2023年11月例会「近代日本の戦争について考える~満州事変を中心に」

「近代日本の戦争について考える~満州事変を中心に」というテーマで、後藤啓倫(ひろみち)さんにお話を伺いました。 後藤さんは日本近現代史の研究と教育を行っておられる法学博士で、昨年から星槎道都大学で専任講師を務めていらっしゃいます。


 
 1945年の敗戦が近代日本の終わりだとするならば、その終わりの始まりは満州事変でした。満州事変が日中戦争につながり、その泥沼からアジア太平洋戦争に突き進んだからです。満州事変とは1931年9月に始まり、翌年の満州国建国を経て33年の塘沽(タンク―)停戦協定までをさします。柳条湖事件を機に関東軍が軍事行動を開始し、満州一帯を占領しました。


 関東軍の独断専行の気配を察知した陸軍中央は事前にその動きを抑えようとし、事変勃発直後の日本政府は不拡大方針を示しました。しかし、朝鮮駐屯日本軍も独断で合流し事変は拡大しました。


 満州に日本軍が駐屯していたのは、日露戦争で手に入れた南満州鉄道の利権とそれにかかわる日本人居留民を護るという名目があったからです。これに対して中国側は難色を示しましたが、ロシアが利権を持つ中東鉄道防衛の名目でロシア軍が駐屯しており、日本にはこれに対抗する目的と対中国政策により実行力を持たせる狙いがありました。遼東半島南部の関東州は、元来ロシアの租借地でしたが日露戦争後は日本の租借地となり、駐屯する日本軍は関東軍と呼ばれました。しかし、関東州の租借期限は1923年までだったため、第1次世界大戦中に1915年の21か条要求により日本はその期限延長を認めさせました。


 これに対し、中国は21か条要求は軍事的脅しによるもので国際法違反で認められないと主張し、日中対立は1920年代に加速していきます。一方、ロシア革命後のソ連は、1924年の中ソ協定により中東鉄道防衛の軍隊を撤退させることを宣言します。このため中国が日本の関東軍に対しても撤退を求めることが予想されました。

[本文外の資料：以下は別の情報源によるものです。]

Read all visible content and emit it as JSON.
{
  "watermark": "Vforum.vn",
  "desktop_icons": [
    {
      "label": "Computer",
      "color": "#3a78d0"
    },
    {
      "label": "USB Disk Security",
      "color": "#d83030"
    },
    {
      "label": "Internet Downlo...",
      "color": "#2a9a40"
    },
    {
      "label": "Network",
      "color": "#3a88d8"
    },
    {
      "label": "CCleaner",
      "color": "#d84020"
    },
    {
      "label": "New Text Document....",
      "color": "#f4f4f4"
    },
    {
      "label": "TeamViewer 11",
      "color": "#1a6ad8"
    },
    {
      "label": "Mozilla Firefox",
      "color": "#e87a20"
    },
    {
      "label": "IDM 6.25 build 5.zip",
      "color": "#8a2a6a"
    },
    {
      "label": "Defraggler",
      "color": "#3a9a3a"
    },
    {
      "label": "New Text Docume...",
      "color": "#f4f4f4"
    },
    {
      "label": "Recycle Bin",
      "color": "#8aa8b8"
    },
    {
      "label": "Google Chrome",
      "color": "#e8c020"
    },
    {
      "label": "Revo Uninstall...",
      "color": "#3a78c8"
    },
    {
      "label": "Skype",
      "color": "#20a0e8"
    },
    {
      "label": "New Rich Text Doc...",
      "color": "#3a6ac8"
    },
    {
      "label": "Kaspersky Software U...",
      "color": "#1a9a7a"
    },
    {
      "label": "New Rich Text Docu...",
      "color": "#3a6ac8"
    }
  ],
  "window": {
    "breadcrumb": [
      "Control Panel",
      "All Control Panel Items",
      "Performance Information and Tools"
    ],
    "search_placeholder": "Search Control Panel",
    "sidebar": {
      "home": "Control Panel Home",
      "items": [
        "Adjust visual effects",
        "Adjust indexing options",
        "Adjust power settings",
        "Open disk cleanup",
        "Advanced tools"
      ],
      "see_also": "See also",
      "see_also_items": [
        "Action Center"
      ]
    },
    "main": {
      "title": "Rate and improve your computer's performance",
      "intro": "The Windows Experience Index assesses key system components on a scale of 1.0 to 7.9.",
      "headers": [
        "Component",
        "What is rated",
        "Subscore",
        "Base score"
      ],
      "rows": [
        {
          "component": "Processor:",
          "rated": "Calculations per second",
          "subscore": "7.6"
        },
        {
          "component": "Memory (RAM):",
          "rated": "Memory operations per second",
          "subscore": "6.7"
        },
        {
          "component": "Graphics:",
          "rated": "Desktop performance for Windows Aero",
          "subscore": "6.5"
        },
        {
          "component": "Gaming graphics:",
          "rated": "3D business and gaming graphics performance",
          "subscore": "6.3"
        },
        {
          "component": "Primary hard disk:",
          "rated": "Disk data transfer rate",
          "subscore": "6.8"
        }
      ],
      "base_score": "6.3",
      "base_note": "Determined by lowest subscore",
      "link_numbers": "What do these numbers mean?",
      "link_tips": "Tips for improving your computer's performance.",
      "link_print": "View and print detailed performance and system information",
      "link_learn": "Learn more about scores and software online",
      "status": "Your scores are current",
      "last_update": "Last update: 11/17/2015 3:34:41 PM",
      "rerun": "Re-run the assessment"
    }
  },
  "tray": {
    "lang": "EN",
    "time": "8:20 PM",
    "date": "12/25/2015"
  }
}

 また、第1次世界大戦でのドイツの敗戦と日本の勢力拡大で東アジアのパワーバランスが大きく変わり、ワシントン会議が開かれます。その際1922年の九か国条約で、中国に関して「領土保全・門戸開放」などが理念として合意されたため、中国が外国権益返還などの声を上げるための環境が整ってきました。さらに、北伐によりひとまずの中国統一を実現した蒋介石は、日本に対して関東州・満鉄の返還と関東軍の撤退を要求するようになり、日本の満州権益の確保が動揺してきます。



 「満州問題」が浮上する中、政府も陸軍中央も権益を返還する考えはありませんでした。しかし、外務省はある程度中国に譲歩して外交による日中の共栄共存をめざしていたのに対し、陸軍中央は外務省との連携とともに関東軍の動きをけん制する一方で軍事行動の必要性と満州での親日政権樹立を視野に入れていました。


 ここに関東軍作戦主任参謀として石原莞爾が登場します。西洋文明を代表するアメリカと東洋文明を代表する日本との世界最終戦を構想していた彼は、日本が東洋の代表となるためには中国本土・東南アジアを勢力下に置くことが必要で、満蒙の領有による「満州問題」解決を考えていました。関東軍内部も軍事力による問題解決を考えており、石原はさらに「謀略により機会を作成」すれば「国家を強引」でき、関東軍が中心になって動くことを考えました。


 結局、柳条湖事件後「居留民保護」を名目に戦線が拡大していく中で、石原の満蒙領有案は退けられ、事件当初には想定されていなかった満州国が建国されたのでした。当時の憲法では統帥権は天皇にあり、天皇直属の軍は内閣や議会の指図を受けないとされていたのです。このため、関東軍は戦闘開始後は統帥権が発動されているという理由で政府の方針に従いませんでした。


 しかし、政府が経費を出さないということで軍を止めることができなかったわけではありませんが、そうしませんでした。当時、政府が国際的に最も懸念していたのは米・英の反応でしたが、米国務長官の抗議にとどまったため、米・英は黙認すると判断しました。
 国内的には1931年には三月事件・十月事件など陸軍幹部によるクーデタ未遂事件が起こっており、政府が関東軍を統制しようとすると国内の陸軍の暴発も考えられました。この点を考慮して関東軍に対処したのです。


 結果、満州国が建国され、それを認めない国際連盟を脱退しました。また、中国が満州国を認めることはなく、日中対立は不可逆点を超えました。その後の満州国を前提とする日本の対中政策と、満州国を認めない中国の対日政策はかみ合うことがなく、8年間にわたる日中全面戦争に至ったのでした。